6. Bed-confusion insomnia
Reading may be a relaxing activity, but you should take your book to an armchair — not your bed, Harris advises. “I prefer that the bed is only used for sleep and sex,” she says. Even calm activities like puzzles or an adult coloring book can cause your brain to associate the bed with activities that you pursue while awake, which can affect your ability to drift off at night.
7. Alcohol-induced insomnia
Yep, a glass of vino can simmer you down and make it easier to fall asleep. However, research shows that while it may help you conk out, there’s also a rebound effect that causes lighter and more fragmented sleep in the second half of the night; that’s why you’re up at 3 a.m. It also decreases sleep quality — so you rise less refreshed. Limit alcohol to three hours before bedtime and imbibe moderately (one drink for women and two for men, as recommended by the Centers for Disease Control and Prevention).
8. Prescription insomnia
Sleep can also be interrupted by poor timing of your medications. Some, like diuretics for blood pressure, can make you have to urinate more often. More than one or two bathroom breaks at night is abnormal, Doghramji says. Others, like antidepressant SSRIs, can either be energizing or sedating, depending what type you’re on. Ask your doctor about the best time to take your meds to ensure they won’t interfere with your bedtime.
9. Anxiety insomnia
You may be able to fall asleep just fine — that’s thanks to “sleep pressure” that builds during the day to get you down at night, Doghramji says. But in the wee hours you may find yourself awake and staring at the ceiling, your mind spinning with worry. Your goal shouldn’t be to stop worrying (via writing down thoughts and the like) in the middle of the night, but to address the root cause. Cognitive behavioral therapy for insomnia (CBT-I) can help you retrain your thoughts to diminish the speeding of your brain, he says. A specially trained CBT-I therapist can help, but there are also apps available that teach you these important skills. “Don’t just use them at 3 a.m.; practice with these apps during the day,” Doghramji says. If you do need to use them at night, make sure to set your smartphone to night setting so the light doesn’t make you even more awake.
10. Bedroom-based insomnia
Lying in bed trying to force sleep to happen out of boredom backfires, Harris says. It can convince your brain that being awake in bed is normal.

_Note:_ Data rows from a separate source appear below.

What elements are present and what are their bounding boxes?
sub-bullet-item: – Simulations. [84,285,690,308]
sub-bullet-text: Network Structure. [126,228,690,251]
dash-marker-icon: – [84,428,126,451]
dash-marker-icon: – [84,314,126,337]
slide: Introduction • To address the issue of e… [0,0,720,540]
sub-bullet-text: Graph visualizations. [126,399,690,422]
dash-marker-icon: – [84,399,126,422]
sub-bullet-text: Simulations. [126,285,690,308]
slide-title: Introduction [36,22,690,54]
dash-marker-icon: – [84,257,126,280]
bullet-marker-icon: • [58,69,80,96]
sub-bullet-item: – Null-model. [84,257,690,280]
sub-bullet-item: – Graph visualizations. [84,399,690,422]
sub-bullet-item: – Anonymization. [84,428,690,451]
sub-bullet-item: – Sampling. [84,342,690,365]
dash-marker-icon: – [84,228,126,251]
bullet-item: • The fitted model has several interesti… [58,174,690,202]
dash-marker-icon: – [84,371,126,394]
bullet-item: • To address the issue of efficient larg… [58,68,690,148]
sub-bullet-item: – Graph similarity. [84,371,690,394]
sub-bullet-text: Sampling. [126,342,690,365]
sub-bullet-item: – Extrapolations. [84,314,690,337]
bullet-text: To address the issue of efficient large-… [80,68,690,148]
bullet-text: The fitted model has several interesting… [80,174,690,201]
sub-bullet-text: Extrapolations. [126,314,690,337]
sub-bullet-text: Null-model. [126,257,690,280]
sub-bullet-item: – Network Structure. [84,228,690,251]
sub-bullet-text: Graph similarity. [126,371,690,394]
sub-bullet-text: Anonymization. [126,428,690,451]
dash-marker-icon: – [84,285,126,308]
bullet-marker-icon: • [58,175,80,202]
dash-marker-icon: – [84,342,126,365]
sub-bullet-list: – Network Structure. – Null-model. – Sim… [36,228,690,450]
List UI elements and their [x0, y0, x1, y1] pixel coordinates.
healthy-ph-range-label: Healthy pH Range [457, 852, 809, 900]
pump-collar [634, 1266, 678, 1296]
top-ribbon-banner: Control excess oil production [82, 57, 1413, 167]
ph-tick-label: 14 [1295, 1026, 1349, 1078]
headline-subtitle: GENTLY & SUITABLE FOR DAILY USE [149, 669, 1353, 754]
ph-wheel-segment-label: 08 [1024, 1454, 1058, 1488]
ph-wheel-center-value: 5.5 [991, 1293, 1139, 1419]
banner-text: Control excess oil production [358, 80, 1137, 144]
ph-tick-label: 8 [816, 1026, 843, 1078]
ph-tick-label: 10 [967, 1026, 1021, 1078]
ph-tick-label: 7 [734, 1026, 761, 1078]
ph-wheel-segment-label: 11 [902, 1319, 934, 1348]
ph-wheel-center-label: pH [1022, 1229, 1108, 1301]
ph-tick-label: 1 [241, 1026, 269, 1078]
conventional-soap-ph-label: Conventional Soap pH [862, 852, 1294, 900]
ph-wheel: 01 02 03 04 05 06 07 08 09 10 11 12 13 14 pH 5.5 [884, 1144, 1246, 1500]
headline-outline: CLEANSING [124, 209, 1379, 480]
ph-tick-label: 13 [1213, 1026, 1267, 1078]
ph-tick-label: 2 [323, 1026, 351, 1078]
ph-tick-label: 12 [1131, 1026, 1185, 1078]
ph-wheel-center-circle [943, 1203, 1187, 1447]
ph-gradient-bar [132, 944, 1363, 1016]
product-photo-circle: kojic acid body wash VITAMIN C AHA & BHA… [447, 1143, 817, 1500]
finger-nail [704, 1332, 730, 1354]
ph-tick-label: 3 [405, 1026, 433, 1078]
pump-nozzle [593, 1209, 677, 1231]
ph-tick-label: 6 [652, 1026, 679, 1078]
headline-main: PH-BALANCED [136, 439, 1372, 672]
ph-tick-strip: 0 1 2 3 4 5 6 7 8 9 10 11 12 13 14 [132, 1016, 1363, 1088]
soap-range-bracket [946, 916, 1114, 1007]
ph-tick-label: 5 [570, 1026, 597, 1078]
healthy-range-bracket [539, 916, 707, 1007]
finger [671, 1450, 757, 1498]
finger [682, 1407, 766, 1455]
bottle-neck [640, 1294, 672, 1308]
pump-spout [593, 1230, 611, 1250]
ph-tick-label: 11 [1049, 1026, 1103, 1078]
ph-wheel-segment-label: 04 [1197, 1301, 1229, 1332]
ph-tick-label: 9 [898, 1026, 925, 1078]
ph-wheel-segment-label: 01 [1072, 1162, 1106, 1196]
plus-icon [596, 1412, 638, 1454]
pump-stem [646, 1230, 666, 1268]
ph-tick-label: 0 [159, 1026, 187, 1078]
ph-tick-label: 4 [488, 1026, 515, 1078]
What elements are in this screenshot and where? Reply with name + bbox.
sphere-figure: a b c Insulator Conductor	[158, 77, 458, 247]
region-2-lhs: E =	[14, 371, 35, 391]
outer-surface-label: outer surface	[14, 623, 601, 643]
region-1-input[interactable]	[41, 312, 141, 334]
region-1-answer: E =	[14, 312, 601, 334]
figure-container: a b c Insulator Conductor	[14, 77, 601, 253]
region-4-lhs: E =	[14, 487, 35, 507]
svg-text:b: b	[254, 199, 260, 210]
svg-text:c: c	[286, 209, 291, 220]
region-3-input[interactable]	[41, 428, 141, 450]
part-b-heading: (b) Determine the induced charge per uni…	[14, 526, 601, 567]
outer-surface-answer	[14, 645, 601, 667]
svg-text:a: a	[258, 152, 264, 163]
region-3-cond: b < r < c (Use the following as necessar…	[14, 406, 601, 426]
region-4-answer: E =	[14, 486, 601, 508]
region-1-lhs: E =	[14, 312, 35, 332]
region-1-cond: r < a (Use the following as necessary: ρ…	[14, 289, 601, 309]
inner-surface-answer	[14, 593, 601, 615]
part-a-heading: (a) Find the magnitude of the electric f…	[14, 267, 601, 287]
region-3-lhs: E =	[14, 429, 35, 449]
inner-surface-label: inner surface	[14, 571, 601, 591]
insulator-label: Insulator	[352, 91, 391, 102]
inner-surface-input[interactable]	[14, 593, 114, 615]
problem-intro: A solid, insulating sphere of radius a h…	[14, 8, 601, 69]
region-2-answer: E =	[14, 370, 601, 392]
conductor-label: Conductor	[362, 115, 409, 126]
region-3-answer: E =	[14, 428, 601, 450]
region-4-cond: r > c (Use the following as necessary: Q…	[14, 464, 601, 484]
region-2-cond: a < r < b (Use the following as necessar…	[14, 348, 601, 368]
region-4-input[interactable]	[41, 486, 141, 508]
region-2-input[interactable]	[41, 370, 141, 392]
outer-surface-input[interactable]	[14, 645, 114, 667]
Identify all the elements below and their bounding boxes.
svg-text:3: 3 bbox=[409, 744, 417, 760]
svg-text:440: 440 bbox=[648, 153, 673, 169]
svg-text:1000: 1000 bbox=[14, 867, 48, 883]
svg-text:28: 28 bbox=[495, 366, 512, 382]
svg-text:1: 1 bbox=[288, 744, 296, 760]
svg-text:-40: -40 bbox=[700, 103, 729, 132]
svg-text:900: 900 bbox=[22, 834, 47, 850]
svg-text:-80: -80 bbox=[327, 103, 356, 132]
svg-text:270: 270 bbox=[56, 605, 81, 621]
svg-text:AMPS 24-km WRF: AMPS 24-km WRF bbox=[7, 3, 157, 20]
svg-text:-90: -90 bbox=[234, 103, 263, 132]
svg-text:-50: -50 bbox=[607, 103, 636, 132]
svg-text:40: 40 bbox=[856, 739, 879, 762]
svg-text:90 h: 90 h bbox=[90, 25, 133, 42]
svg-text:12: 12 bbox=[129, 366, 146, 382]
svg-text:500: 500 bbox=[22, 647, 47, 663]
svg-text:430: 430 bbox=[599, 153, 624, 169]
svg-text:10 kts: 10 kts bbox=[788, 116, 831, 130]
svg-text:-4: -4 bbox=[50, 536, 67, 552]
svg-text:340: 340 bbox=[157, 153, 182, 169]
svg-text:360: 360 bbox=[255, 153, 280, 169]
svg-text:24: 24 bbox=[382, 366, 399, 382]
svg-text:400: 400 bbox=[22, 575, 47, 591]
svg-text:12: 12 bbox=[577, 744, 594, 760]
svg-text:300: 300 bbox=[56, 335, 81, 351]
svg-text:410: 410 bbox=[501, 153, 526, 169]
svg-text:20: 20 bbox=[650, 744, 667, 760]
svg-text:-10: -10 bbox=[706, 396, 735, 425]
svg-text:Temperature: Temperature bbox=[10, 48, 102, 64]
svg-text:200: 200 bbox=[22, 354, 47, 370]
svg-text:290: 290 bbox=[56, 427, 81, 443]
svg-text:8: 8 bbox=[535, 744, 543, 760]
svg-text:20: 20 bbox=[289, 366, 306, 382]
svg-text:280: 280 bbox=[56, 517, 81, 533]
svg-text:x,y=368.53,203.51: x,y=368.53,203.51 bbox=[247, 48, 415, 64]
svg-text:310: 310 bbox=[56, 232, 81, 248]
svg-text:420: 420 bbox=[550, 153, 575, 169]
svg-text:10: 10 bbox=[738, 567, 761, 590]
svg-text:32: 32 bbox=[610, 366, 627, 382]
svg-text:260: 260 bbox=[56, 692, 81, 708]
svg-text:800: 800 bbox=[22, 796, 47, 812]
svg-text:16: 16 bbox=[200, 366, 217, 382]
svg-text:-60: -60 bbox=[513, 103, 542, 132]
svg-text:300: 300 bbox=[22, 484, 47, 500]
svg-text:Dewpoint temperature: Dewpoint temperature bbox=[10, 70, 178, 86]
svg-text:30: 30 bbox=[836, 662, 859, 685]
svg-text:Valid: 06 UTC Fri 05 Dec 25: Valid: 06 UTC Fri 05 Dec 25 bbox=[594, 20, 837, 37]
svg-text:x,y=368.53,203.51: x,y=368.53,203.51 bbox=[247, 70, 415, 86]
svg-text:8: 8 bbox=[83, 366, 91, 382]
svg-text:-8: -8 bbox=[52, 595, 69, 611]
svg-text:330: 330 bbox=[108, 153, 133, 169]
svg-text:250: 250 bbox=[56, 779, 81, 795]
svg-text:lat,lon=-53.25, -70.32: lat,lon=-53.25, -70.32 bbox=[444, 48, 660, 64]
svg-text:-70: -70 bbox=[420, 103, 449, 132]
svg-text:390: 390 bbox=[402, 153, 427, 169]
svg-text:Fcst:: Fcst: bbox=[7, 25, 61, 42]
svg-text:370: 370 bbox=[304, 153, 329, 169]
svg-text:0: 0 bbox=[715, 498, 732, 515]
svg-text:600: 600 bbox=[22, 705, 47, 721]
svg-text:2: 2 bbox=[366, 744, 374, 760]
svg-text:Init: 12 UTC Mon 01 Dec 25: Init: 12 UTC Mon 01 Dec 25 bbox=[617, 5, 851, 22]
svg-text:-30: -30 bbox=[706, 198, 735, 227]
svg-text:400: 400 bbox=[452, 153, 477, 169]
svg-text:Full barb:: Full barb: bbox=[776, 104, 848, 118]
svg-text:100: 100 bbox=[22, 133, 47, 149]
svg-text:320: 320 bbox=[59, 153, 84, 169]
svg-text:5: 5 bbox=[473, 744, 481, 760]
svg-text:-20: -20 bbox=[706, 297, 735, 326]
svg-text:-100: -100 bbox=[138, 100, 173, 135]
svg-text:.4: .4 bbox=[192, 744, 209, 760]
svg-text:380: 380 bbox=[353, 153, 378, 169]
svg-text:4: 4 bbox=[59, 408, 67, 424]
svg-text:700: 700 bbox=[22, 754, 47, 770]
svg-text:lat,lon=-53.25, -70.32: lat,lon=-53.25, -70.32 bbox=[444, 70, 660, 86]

Instead, get up and go into a different room, and do something relaxing and calm in dim light, she advises. (No screens allowed.) Having an accepting mindset about it can also help. “Sleep will come when it comes. If not tonight, don’t sleep in to compensate — and you’ll likely sleep better the next night,” she says.
11. Medical insomnia
“Insomnia is both a symptom and a disease,” says Nathaniel Watson, M.D., codirector of the University of Washington Sleep Center, director of Harborview Sleep Clinic in Seattle, and advisory board member of SleepScore Labs. If you’ve improved your sleep habits (stick to a regular sleep schedule, avoid afternoon caffeine and so on) to no avail, your insomnia may be a symptom of another disease (such as depression or obstructive sleep apnea). If you’ve tried the advice above for a month and still aren’t getting adequate sleep, see your doctor for an evaluation.